Note to self; Don't talk to Pinkie Pie EVER AGAIN.
I walked out the door, looking behind me to see if she had an axe in her hooves(she didn't, thank Celestia), and I flew up above the clouds as I did on the day of my escape. I was going to have to pull an EPS guy on this one. Ya know, ring the doorbell, put down the package, and run away? I hate it when they do that. Deserters.

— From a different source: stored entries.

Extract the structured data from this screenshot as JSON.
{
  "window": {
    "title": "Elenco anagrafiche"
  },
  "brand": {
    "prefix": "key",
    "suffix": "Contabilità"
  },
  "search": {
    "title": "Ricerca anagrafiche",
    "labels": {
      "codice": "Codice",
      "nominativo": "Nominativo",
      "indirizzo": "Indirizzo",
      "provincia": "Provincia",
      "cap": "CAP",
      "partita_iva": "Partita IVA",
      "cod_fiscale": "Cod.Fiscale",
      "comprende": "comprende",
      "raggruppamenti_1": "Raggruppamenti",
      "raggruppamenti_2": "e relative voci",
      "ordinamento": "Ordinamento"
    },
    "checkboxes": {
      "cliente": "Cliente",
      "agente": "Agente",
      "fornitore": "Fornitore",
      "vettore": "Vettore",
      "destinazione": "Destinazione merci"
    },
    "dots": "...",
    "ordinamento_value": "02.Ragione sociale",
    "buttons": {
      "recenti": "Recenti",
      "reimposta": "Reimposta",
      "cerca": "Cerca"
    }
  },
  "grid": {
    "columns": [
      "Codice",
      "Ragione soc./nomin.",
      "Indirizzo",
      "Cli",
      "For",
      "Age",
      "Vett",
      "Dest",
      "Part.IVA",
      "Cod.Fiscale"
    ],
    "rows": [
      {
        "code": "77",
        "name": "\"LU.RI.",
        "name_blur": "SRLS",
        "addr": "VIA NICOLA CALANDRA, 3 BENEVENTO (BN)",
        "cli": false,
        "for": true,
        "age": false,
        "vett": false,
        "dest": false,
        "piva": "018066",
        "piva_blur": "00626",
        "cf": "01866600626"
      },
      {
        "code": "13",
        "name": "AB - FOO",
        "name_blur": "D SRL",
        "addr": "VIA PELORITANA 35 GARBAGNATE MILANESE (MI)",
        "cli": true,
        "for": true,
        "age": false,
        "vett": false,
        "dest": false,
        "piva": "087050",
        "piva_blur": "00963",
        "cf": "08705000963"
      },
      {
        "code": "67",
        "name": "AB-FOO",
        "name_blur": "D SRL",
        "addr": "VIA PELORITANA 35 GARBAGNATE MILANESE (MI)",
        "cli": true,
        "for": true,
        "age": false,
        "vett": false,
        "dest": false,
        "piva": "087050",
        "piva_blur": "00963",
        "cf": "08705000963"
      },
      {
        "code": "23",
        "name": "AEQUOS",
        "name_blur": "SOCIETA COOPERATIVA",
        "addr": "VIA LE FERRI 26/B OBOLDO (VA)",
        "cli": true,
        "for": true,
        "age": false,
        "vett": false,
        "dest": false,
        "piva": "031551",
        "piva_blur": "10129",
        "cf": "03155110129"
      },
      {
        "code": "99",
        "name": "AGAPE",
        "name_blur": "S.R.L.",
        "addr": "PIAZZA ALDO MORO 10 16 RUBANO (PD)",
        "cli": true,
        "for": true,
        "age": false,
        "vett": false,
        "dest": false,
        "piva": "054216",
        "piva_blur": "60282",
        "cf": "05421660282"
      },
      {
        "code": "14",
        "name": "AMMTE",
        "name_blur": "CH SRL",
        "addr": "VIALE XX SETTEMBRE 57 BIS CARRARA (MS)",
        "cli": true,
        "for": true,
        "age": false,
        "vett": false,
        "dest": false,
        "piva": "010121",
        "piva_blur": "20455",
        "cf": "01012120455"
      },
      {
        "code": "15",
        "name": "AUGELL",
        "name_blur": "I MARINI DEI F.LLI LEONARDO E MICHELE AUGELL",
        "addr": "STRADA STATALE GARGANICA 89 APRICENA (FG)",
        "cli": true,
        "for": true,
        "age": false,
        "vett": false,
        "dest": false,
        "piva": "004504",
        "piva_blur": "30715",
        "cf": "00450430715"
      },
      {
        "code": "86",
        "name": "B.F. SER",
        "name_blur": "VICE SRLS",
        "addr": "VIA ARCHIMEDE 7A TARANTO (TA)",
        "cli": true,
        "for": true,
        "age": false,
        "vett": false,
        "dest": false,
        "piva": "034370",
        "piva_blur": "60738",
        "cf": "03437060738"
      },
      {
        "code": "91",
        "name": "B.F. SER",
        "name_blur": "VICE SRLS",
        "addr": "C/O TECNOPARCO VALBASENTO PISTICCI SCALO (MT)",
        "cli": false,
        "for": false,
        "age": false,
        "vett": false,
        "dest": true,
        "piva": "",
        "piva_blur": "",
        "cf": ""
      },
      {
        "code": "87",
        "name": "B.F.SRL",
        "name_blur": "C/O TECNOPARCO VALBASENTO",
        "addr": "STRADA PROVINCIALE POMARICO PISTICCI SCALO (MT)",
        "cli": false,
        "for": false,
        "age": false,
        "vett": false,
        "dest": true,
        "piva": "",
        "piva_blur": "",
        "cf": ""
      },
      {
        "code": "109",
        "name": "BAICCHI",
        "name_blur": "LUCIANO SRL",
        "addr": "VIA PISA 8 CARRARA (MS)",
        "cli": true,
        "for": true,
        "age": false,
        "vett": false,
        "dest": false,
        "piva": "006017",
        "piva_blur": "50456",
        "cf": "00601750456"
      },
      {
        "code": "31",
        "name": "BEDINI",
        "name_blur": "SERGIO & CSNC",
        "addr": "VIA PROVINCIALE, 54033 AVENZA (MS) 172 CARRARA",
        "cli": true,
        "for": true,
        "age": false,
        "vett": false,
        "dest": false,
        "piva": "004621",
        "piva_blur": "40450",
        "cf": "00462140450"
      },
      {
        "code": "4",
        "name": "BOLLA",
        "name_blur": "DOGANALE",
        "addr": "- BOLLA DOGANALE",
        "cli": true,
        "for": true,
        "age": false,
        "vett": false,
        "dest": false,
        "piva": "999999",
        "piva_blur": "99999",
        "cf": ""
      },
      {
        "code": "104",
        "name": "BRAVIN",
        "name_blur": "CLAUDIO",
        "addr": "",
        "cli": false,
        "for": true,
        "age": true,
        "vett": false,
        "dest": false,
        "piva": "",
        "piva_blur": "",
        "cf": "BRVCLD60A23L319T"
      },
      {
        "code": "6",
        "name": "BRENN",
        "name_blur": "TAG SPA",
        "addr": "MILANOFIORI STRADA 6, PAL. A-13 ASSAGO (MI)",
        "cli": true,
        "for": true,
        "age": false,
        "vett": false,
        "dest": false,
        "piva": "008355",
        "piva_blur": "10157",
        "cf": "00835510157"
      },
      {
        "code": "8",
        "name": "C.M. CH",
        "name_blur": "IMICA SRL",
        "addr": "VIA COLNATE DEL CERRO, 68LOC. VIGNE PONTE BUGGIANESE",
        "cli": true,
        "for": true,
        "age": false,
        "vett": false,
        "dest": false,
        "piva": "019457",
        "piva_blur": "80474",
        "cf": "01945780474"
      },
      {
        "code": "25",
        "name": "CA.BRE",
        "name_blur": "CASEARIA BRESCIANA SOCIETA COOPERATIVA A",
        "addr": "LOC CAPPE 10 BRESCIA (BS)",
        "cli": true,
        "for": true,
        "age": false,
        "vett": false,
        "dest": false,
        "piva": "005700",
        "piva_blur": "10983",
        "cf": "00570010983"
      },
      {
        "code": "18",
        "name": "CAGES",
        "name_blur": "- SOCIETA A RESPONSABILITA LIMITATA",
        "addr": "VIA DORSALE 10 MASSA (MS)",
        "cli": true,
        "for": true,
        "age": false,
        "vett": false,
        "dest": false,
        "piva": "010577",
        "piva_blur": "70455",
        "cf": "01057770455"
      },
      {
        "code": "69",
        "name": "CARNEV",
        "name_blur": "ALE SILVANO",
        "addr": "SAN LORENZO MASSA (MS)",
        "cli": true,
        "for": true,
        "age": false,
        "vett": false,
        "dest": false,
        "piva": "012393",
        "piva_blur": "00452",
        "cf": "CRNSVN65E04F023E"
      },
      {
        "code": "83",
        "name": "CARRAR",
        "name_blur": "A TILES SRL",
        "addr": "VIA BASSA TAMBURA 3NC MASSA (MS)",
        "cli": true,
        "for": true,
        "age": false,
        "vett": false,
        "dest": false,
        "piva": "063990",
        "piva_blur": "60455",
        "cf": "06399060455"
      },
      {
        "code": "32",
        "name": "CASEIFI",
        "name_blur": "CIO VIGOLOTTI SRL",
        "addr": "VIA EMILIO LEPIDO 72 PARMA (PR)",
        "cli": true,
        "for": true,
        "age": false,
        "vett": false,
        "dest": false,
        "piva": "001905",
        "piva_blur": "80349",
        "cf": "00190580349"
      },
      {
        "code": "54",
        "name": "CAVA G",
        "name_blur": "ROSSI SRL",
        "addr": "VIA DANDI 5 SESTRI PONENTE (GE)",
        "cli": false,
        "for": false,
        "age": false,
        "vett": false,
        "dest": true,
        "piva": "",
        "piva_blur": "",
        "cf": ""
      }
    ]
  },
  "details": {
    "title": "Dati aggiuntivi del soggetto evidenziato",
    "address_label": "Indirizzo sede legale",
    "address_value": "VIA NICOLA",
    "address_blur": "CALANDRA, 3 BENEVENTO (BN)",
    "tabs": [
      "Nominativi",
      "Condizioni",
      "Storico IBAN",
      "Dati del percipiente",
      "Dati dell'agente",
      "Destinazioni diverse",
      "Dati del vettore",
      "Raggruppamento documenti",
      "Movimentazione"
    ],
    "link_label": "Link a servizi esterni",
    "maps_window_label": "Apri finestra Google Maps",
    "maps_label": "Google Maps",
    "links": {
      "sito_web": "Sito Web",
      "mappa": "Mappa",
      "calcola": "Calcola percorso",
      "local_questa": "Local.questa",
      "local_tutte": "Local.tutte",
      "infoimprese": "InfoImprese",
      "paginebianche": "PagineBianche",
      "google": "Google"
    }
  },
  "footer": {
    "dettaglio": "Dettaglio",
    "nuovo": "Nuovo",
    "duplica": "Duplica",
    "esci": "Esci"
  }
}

Well, I approached the house of which I assumed was Rainbow Dash's. So, I did what any other mailmare would do(except for Derpy. Derpy would probably drop an anvil on somepony from the sky like in the cartoons. Say, where do those birds get the anvils? I mean, do you buy them or do you-sorry). I rung the doorbell, dropped the package, and flew away as fast as I could.
Unfortunatly for poor old Jack, Rainbow Dash was faster.
As I stated before, I have 30 wingpower. That is generally considered outstanding for a pegasus, but we're talking about Rainbow Dash here. She averages 60, but has been known to clock 75-77. That's insane. Anyways, short story short, She brought me to the ground after kamikazee-ing me in mid air.
"Who are...ah ha! You're the assassin!" said Rainbow.
"You've heard of me? Flattered." I said.
"Not a very good assassin if you failed." Rainbow teased.
"I would have gotten away with it if it wern't for those meddling guards!" I shouted, shaking my hoof in the air.
"Scooby Doo? Really?" said Rainbow.
"Hey, already did Friendship is Witchcraft. What else?" I asked.
"Whateves! What was in the package, huh? A bomb?" said Rainbow.
"No. Pinkie wanted me to bring you some cupcakes for you to try. Not a bomb. BUT, I should try that sometime, better than a bullet to the face-"
"Wait a minute. Pinkie trusts you?" asked Rainbow.
"Heh he-no. She wanted me to do this favor in return for shelter. But you caught me, so you can take me off to the clink. Actually, they'll probably just chop my head off."
Rainbow looked at me before smiling.
"...Actually, I need a favor done as well."
"Mother of Celestia." I said, returning the smile.
"I'm an avid pranker. Do you know who the Slender Pony is?" asked Rainbow.
"Of course. I've taken out targets dressed as him." I said.
"That's messed up. Anyways, Fluttershy saw me playing a game about him and got kinda freaked out. I conforted her and told her it was okay. Now I need you to go into Carousel Boutique and steal a manni-majiggy from her shop. I can do the rest." said Rainbow.
"One. I'm not a theif, I'm an assassin. If you wanted me to snipe a mannequin in the head, that's more my game. Two. You would let a Equestrian-wide kknown assassin off the hook becasue you want to pull a prank on somepony?" I asked.
"...Yes."
"I'm starting to warm up to you, Rainbow Dash."